Henry Turner

Personal information
- Born: August 18, 1966 (age 59) Oakland, California, U.S.
- Listed height: 6 ft 7 in (2.01 m)
- Listed weight: 215 lb (98 kg)

Career information
- High school: Fremont (Oakland, California)
- College: Cal State Fullerton (1984–1988)
- NBA draft: 1988: undrafted
- Playing career: 1988–2002
- Position: Shooting guard / small forward
- Number: 4, 9

Career history
- 1988–1989: Rochester Flyers
- 1989–1990: Sacramento Kings
- 1990–1991: Emmezeta Udine
- 1991–1992: Collado Villalba
- 1992–1993: Panna Firenze
- 1993–1994: Panionios
- 1994–1995: Sacramento Kings
- 1995–1998: Fenerbahçe
- 1998: Ducato Siena
- 1999–2000: Maroussi
- 2000–2001: BingoSNAI Montecatini
- 2001–2002: Müller Verona
- 2002: Adecco Milano

Career highlights
- Greek League Top Scorer (1994); 2× Greek League All-Star (1994 I, 1999); 2× Greek All-Star Game Slam Dunk champion (1994 I, 1999); 2X TURKISH SCORING LEADER 2X TURKISH SLAM DUNK CHAMP TURKISH LEAGUE MVP
- Stats at NBA.com
- Stats at Basketball Reference

= Henry Turner (basketball) =

American basketball player (born 1966)

Henry Frank Turner (born August 18, 1966) is an American former professional basketball player, who played at the shooting guard and small forward positions. He grew up in Oakland, California.

==College career==
Turner played college basketball at California State University, Fullerton, with the Cal State Fullerton Titans. He graduated in 1988.

==Professional career==
Turner had a two-season stint in the NBA, with the Sacramento Kings (1989–90 and 1994–95), he averaged 3 points and one rebound per game, in 66 regular season games combined.
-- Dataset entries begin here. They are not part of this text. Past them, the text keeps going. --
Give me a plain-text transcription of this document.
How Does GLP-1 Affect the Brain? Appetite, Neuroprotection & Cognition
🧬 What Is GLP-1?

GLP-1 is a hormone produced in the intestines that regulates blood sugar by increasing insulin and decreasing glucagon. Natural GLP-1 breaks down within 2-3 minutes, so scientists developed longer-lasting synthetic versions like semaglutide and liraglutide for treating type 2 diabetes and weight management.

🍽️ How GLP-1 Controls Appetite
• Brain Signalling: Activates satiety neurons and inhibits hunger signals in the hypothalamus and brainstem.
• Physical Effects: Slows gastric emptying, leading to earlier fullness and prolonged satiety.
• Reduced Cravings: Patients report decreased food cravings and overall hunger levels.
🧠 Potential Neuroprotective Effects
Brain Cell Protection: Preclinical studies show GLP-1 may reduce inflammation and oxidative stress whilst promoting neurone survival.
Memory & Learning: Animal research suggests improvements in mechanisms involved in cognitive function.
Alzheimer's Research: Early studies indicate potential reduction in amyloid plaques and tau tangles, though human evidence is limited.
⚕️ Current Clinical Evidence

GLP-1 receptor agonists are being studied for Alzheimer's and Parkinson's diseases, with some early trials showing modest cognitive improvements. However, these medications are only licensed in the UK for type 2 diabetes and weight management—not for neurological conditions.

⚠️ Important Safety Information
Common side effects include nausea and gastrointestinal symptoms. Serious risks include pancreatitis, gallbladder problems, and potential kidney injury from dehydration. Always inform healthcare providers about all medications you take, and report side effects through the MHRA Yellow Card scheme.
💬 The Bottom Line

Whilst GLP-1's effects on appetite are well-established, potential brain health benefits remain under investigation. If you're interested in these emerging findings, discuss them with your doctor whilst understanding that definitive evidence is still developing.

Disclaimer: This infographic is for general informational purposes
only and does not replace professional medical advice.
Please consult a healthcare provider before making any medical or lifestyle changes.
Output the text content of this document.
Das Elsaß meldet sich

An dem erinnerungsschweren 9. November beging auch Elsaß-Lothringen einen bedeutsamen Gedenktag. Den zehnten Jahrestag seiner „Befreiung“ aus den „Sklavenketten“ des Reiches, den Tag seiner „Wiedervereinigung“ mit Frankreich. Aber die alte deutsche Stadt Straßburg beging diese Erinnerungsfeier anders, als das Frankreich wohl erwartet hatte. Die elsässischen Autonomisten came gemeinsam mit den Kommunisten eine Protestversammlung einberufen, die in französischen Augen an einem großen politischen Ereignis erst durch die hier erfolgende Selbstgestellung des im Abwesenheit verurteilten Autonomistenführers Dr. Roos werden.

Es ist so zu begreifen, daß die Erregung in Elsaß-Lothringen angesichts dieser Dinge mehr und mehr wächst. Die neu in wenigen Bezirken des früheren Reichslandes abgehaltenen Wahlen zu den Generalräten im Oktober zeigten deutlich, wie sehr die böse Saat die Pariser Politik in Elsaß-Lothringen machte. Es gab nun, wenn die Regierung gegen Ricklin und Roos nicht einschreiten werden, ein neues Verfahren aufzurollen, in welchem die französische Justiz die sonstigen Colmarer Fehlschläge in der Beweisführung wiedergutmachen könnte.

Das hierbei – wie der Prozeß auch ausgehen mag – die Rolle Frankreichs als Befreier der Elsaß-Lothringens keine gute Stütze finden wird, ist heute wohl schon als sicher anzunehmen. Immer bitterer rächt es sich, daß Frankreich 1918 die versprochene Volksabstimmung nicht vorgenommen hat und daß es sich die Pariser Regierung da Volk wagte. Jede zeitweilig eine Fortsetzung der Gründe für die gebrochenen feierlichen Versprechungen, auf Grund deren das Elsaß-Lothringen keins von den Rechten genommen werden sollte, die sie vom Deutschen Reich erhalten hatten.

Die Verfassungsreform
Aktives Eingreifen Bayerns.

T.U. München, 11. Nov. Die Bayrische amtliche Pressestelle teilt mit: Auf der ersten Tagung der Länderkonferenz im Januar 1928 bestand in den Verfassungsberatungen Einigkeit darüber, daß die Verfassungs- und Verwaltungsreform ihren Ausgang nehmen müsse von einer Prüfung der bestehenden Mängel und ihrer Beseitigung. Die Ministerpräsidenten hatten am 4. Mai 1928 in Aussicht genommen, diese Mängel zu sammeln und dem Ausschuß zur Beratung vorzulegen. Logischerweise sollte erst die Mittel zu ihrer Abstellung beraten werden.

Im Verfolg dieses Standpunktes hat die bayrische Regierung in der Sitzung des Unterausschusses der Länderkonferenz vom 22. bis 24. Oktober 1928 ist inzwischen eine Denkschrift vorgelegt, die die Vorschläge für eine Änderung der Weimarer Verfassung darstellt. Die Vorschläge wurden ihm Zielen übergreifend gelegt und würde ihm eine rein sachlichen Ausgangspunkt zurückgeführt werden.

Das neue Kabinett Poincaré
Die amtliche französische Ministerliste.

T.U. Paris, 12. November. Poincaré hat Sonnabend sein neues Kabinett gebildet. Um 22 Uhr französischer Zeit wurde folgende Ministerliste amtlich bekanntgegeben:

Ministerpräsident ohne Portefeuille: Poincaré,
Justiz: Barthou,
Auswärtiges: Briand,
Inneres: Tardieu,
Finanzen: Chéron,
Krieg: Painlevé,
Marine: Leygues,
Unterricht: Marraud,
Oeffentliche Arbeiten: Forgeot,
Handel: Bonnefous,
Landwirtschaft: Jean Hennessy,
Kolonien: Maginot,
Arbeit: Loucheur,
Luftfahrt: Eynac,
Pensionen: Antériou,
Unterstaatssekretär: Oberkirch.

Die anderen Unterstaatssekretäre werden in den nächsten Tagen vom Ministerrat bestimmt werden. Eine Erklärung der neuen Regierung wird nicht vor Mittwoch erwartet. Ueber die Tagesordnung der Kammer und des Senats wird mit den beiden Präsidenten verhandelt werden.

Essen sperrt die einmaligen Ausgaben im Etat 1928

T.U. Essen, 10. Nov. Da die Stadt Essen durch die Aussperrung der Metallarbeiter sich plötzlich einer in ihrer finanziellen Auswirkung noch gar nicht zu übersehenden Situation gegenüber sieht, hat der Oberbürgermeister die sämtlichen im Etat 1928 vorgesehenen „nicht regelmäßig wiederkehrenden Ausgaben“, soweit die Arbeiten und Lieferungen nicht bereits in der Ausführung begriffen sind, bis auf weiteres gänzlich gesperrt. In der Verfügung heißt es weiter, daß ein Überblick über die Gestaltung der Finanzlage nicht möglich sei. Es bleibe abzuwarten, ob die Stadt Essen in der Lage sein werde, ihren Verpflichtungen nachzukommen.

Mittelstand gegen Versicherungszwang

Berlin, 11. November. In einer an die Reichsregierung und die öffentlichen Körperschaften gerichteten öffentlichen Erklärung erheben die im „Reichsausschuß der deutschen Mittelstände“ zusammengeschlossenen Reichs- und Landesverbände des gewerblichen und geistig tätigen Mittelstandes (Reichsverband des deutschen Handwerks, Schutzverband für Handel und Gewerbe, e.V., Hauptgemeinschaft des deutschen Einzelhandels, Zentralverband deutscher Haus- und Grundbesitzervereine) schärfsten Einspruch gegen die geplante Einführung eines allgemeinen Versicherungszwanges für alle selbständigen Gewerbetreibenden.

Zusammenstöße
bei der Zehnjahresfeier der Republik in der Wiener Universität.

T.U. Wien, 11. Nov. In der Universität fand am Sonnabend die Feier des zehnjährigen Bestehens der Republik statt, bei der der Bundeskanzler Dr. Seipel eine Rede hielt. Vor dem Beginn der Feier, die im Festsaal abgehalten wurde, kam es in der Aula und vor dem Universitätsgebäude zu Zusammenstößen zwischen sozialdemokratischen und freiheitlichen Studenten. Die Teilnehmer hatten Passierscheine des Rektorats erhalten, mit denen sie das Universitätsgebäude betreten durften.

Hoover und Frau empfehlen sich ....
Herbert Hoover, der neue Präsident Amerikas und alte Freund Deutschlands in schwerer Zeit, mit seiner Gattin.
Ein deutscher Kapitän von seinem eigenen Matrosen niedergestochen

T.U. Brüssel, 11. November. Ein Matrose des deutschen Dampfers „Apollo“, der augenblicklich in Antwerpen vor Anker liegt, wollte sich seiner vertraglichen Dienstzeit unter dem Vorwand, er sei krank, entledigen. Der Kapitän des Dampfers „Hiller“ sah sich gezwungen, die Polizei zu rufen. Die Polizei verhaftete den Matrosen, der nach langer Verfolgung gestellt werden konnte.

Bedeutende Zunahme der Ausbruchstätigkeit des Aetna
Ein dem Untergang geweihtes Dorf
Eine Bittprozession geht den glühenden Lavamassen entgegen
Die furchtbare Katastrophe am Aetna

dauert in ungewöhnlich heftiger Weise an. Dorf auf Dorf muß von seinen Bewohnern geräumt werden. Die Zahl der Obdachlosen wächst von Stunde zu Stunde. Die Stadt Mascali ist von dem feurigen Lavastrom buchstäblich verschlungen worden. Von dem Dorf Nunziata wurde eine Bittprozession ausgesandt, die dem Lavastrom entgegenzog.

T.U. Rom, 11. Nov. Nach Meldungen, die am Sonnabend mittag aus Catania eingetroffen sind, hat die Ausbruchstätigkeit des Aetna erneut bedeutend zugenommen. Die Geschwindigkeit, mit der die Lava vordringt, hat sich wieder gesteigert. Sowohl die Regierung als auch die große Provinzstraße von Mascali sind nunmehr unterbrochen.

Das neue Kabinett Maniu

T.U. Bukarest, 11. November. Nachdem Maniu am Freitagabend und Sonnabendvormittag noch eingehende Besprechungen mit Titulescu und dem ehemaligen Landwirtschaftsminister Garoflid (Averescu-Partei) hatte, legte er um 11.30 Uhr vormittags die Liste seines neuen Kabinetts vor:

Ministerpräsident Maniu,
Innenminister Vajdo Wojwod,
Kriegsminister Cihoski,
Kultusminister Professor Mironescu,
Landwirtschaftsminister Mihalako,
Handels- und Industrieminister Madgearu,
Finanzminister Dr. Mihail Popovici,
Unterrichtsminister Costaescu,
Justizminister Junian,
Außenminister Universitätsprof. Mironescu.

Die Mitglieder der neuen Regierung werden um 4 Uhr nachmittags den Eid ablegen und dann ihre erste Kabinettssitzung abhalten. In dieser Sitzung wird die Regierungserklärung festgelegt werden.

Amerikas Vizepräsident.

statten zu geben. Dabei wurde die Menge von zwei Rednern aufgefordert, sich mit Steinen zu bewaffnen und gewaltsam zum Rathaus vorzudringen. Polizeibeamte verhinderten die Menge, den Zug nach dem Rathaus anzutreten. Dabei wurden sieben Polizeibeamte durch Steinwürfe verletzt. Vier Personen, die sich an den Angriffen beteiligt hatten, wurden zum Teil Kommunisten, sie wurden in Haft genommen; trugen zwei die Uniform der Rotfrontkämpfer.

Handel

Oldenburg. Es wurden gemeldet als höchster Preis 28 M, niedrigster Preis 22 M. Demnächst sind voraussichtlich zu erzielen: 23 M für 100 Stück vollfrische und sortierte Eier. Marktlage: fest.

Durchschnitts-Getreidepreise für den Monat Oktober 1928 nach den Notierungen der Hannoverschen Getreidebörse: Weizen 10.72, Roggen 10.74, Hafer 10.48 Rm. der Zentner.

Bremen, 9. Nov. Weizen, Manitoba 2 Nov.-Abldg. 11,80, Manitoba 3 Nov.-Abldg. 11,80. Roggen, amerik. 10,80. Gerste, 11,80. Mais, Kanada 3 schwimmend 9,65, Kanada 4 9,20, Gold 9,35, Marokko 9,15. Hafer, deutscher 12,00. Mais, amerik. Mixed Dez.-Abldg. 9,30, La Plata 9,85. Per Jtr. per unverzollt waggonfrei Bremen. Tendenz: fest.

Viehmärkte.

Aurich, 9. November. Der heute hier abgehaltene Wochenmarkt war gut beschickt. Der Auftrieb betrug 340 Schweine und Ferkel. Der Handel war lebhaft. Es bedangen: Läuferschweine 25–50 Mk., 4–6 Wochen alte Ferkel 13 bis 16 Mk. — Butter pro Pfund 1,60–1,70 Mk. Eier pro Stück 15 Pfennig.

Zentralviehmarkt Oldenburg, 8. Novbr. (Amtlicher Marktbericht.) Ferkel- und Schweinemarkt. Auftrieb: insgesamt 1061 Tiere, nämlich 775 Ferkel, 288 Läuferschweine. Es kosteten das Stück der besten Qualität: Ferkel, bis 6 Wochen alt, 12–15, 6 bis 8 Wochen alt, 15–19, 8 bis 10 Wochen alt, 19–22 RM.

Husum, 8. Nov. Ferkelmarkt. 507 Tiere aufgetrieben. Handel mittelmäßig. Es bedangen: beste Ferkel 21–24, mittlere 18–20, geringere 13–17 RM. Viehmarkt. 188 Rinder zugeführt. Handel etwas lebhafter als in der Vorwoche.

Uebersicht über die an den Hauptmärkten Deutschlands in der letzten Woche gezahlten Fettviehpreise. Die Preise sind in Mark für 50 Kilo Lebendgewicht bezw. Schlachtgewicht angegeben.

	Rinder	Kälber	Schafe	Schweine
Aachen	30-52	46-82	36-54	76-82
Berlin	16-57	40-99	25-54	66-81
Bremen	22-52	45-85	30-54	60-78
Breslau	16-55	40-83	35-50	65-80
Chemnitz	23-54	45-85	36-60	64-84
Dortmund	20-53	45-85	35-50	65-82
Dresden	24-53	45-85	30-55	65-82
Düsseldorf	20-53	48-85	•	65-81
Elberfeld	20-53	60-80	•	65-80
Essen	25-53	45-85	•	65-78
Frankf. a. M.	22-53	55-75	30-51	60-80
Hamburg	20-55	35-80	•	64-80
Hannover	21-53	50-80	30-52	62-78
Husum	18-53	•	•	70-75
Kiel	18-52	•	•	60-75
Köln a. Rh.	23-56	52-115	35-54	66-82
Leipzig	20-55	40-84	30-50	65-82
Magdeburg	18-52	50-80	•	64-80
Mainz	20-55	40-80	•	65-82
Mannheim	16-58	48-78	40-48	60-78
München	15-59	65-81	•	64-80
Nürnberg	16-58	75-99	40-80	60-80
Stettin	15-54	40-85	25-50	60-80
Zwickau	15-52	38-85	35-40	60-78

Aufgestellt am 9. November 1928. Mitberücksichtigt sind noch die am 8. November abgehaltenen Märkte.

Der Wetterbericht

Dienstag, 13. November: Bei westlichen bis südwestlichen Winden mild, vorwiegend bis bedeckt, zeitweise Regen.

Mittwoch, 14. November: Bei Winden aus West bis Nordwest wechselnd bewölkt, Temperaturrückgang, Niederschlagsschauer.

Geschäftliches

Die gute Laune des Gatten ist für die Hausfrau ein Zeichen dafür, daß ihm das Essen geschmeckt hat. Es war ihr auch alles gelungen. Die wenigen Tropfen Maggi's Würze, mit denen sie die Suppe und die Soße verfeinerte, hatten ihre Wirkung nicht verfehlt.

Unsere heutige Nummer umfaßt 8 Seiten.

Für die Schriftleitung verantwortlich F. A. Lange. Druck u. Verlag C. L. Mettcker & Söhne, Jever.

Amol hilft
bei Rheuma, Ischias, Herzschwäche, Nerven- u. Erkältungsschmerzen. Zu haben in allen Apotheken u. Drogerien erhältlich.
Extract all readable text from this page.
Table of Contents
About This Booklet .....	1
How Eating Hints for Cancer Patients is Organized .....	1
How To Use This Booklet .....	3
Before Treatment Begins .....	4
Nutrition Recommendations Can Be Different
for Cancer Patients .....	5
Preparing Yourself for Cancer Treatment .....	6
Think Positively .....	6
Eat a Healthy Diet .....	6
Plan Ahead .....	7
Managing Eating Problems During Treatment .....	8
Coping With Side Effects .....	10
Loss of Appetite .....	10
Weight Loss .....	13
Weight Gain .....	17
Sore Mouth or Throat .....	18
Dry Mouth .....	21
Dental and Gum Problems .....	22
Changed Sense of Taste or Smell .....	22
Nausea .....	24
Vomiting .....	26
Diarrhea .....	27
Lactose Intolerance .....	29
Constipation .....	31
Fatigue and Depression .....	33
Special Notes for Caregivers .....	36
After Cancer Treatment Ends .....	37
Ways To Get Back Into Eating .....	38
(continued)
In Europe, Turner played mainly in Italy in the top-tier Lega Basket Serie A, representing Emmezeta Udine (Italian 2nd Division), Panna Firenze (Italian 2nd Division), Ducato Siena (Jun–Oct 1998), BingoSNAI Montecatini, Müller Verona, and Adecco Milano). He also had spells in Turkey, with the Turkish League club Fenerbahçe, and in Greece, with the Greek Basket League clubs Panionios and Maroussi.

While playing in Greece for Panionios during the 1993–94 season, Turner thrilled the crowds with his slam dunks. Both came together in one memorable first-half performance against PAOK in the semi-final of the Korać Cup. In front of a full house of raucous Panionios fans, Turner scored 30 points in the first half, and capped it with a 360-degree dunk that had the supporters (and game commentator) in delirium. Unfortunately for Turner and Panionios, they faded in the second-half, and lost a 20-point lead and the game, by a score of 83–85, with Turner ending up with 37 points. Nevertheless, the first half remains etched in the memory of Panionios fans, and more generally, followers of Greek basketball from that unforgettable era.

While playing with Fenerbahçe, Turner was granted Turkish citizenship, and played under the name Hakkı Uzun.

==Post-playing career==
Turner retired from playing basketball in 2002, at age 36, and went on to work as a basketball analyst for Comcast, with co-hosts Jim Kozimor, Kayte Christensen, and Lafayette Lever, covering Sacramento Kings games.